Our clients are seeking more than a billion US dollars for their damages. Next week we will file an additional case for a family from Egypt,” said Ribbeck in a statement.
The Boeing 737 MAX 8 crash involving the Ethiopian Airlines killed all 157 passengers and crew on board.
Boeing in July offered Sh10 billion to support the families of the victims. The aircraft that was enroute to Nairobi from Addis Ababa came down at Bishoftu (Debre Zeit) area barely six minutes after taking off from the Bole International Airport.
The first Max 8 crash involved Indonesia’s Lion Air budget airline which dived into the Java Sea an hour and 12 minutes after takeoff, killing all 189 people on board.
Preliminary investigations, according to Boeing Co, indicated that Lion Air Flight 610 experienced erroneous readings from a flight-monitoring system, causing the plane to dive without warning.
The Ethiopian Airlines crash started in similar fashion, prompting FAA to confirm that the 737 Max planes may have faulty parts.
“Our Ethiopian Airlines Flight 302 clients would like to know why the 737 Boeing Max 8 aircraft weren’t grounded after the first crash.

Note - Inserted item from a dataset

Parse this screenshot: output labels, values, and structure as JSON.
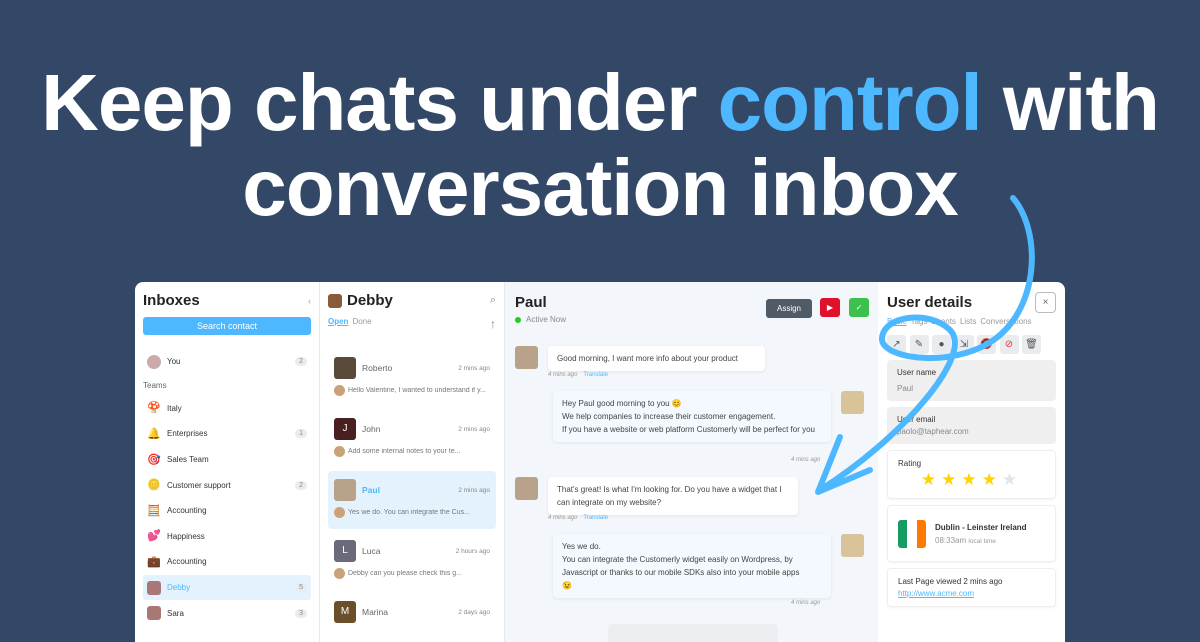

Was the FAA complicit? Was the FAA covering up for Boeing’s criminal behaviour?” said Deon Botha of Global Aviation Law Group.
“Boeing knew these planes were flawed and it did not stop its defective aircraft from flying until the second plane crashed killing an additional 157 people.
"Boeing’s criminal acts must be punished. The families have asked our law firm not to stop fighting until we find the truth and those responsible are punished by the courts.”